Asket und Eschaton
Das Endzeitbuch des Šuḇhalmaran von Kirkuk
Matthias Binder
„Apostolische Kirche des Ostens“ bezeichnet jene Kirche, die auf dem Boden des antiken persischen Großreichs ihre Ausbreitung und eigene Gestalt fand. Eine entscheidende Phase dieser Gestaltfindung stellen die Krisenjahre des frühen 7. Jahrhunderts dar: Auf ihrem Höhepunkt kam es 612 zur Formulierung eines christologischen Bekenntnisses, welches für diese Kirche charakteristisch geblieben ist.
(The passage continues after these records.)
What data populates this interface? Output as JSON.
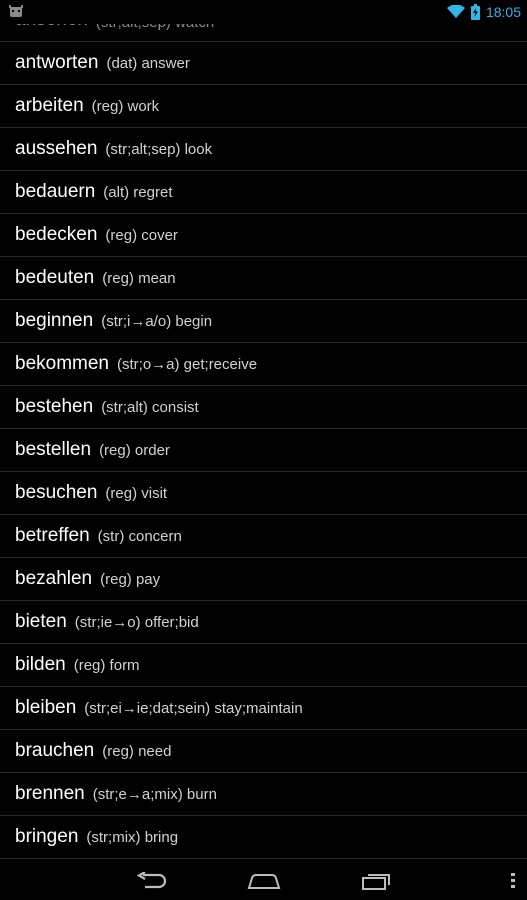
{
  "status_bar": {
    "time": "18:05",
    "icons": [
      "android-icon",
      "wifi-icon",
      "battery-charging-icon"
    ]
  },
  "verbs": [
    {
      "verb": "ansehen",
      "meta": "(str;alt;sep) watch"
    },
    {
      "verb": "antworten",
      "meta": "(dat) answer"
    },
    {
      "verb": "arbeiten",
      "meta": "(reg) work"
    },
    {
      "verb": "aussehen",
      "meta": "(str;alt;sep) look"
    },
    {
      "verb": "bedauern",
      "meta": "(alt) regret"
    },
    {
      "verb": "bedecken",
      "meta": "(reg) cover"
    },
    {
      "verb": "bedeuten",
      "meta": "(reg) mean"
    },
    {
      "verb": "beginnen",
      "meta": "(str;i→a/o) begin"
    },
    {
      "verb": "bekommen",
      "meta": "(str;o→a) get;receive"
    },
    {
      "verb": "bestehen",
      "meta": "(str;alt) consist"
    },
    {
      "verb": "bestellen",
      "meta": "(reg) order"
    },
    {
      "verb": "besuchen",
      "meta": "(reg) visit"
    },
    {
      "verb": "betreffen",
      "meta": "(str) concern"
    },
    {
      "verb": "bezahlen",
      "meta": "(reg) pay"
    },
    {
      "verb": "bieten",
      "meta": "(str;ie→o) offer;bid"
    },
    {
      "verb": "bilden",
      "meta": "(reg) form"
    },
    {
      "verb": "bleiben",
      "meta": "(str;ei→ie;dat;sein) stay;maintain"
    },
    {
      "verb": "brauchen",
      "meta": "(reg) need"
    },
    {
      "verb": "brennen",
      "meta": "(str;e→a;mix) burn"
    },
    {
      "verb": "bringen",
      "meta": "(str;mix) bring"
    }
  ],
  "nav_bar": {
    "icons": [
      "back-icon",
      "home-icon",
      "recent-apps-icon",
      "overflow-menu-icon"
    ]
  }
}
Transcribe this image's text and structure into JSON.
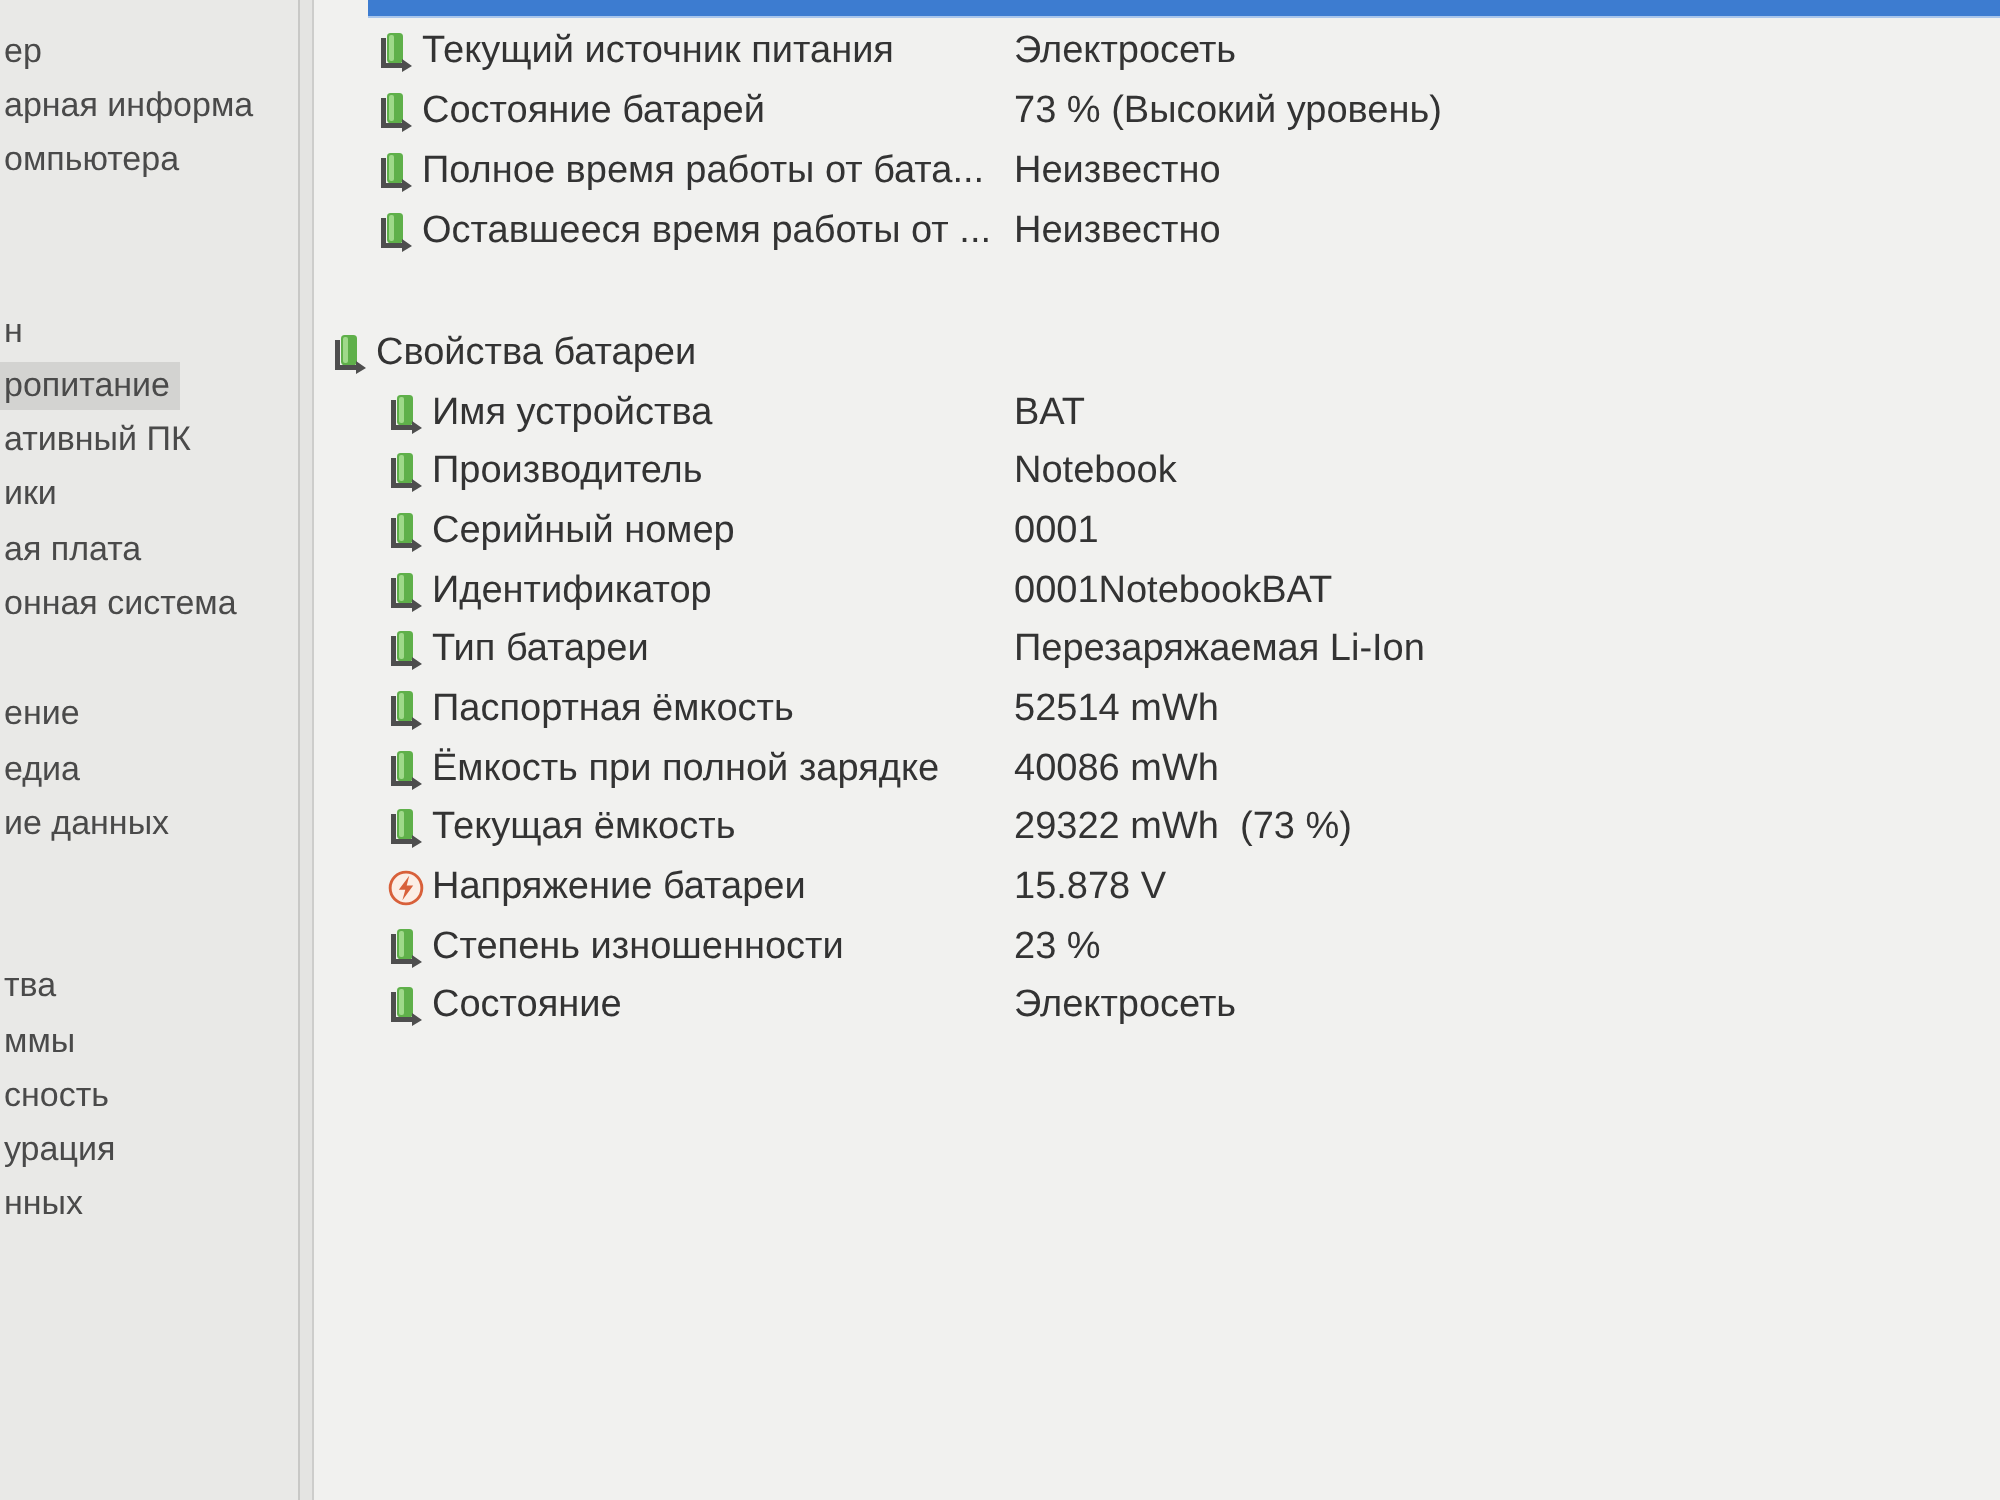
{
  "sidebar": {
    "groups": [
      {
        "items": [
          {
            "label": "ер",
            "selected": false
          },
          {
            "label": "арная информа",
            "selected": false
          },
          {
            "label": "омпьютера",
            "selected": false
          }
        ]
      },
      {
        "items": [
          {
            "label": "н",
            "selected": false
          },
          {
            "label": "ропитание",
            "selected": true
          },
          {
            "label": "ативный ПК",
            "selected": false
          },
          {
            "label": "ики",
            "selected": false
          },
          {
            "label": "ая плата",
            "selected": false
          },
          {
            "label": "онная система",
            "selected": false
          }
        ]
      },
      {
        "items": [
          {
            "label": "ение",
            "selected": false
          },
          {
            "label": "едиа",
            "selected": false
          },
          {
            "label": "ие данных",
            "selected": false
          }
        ]
      },
      {
        "items": [
          {
            "label": "тва",
            "selected": false
          },
          {
            "label": "ммы",
            "selected": false
          },
          {
            "label": "сность",
            "selected": false
          },
          {
            "label": "урация",
            "selected": false
          },
          {
            "label": "нных",
            "selected": false
          }
        ]
      }
    ]
  },
  "power_properties": {
    "items": [
      {
        "kind": "battery",
        "label": "Текущий источник питания",
        "value": "Электросеть"
      },
      {
        "kind": "battery",
        "label": "Состояние батарей",
        "value": "73 % (Высокий уровень)"
      },
      {
        "kind": "battery",
        "label": "Полное время работы от бата...",
        "value": "Неизвестно"
      },
      {
        "kind": "battery",
        "label": "Оставшееся время работы от ...",
        "value": "Неизвестно"
      }
    ]
  },
  "battery_properties": {
    "title": "Свойства батареи",
    "items": [
      {
        "kind": "battery",
        "label": "Имя устройства",
        "value": "BAT"
      },
      {
        "kind": "battery",
        "label": "Производитель",
        "value": "Notebook"
      },
      {
        "kind": "battery",
        "label": "Серийный номер",
        "value": "0001"
      },
      {
        "kind": "battery",
        "label": "Идентификатор",
        "value": "0001NotebookBAT"
      },
      {
        "kind": "battery",
        "label": "Тип батареи",
        "value": "Перезаряжаемая Li-Ion"
      },
      {
        "kind": "battery",
        "label": "Паспортная ёмкость",
        "value": "52514 mWh"
      },
      {
        "kind": "battery",
        "label": "Ёмкость при полной зарядке",
        "value": "40086 mWh"
      },
      {
        "kind": "battery",
        "label": "Текущая ёмкость",
        "value": "29322 mWh  (73 %)"
      },
      {
        "kind": "voltage",
        "label": "Напряжение батареи",
        "value": "15.878 V"
      },
      {
        "kind": "battery",
        "label": "Степень изношенности",
        "value": "23 %"
      },
      {
        "kind": "battery",
        "label": "Состояние",
        "value": "Электросеть"
      }
    ]
  }
}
Die vorliegende Studie befasst sich mit der These, dass Šuḇhalmaran von Kirkuk, einer der damals beteiligten Bischöfe, diese Ereignisse in seinem „Endzeitbuch“ verarbeitete. Bei diesem Buch (ediert 2004 von David J. Lane als Book of Gifts, Teil 6) handelt es sich um einen lange unberücksichtigten altsyrischen Text, der nun erstmals wissenschaftlich bearbeitet wurde. Innerhalb der Studie wird der oft widersprüchlichen Chronistik eine eigene Deutung der religionspolitischen Ausgangslage gegenübergestellt. Ferner wird das „Endzeitbuch“ in Relation gesetzt zur zeitgenössischen Mönchsreform und Mystik sowie zur Apokalyptik und vor allem zur christologischen Debatte. An Einzelmotiven sind Antichrist und Elia, das Braut-Christi-Motiv und die psychologisierende Höllendarstellung hervorzuheben. Einige bislang unbekannte Fragmente werden isoliert, darunter ein apokalyptischer pseudo-clementinischer Text. Eine deutsche Übersetzung ist beigefügt.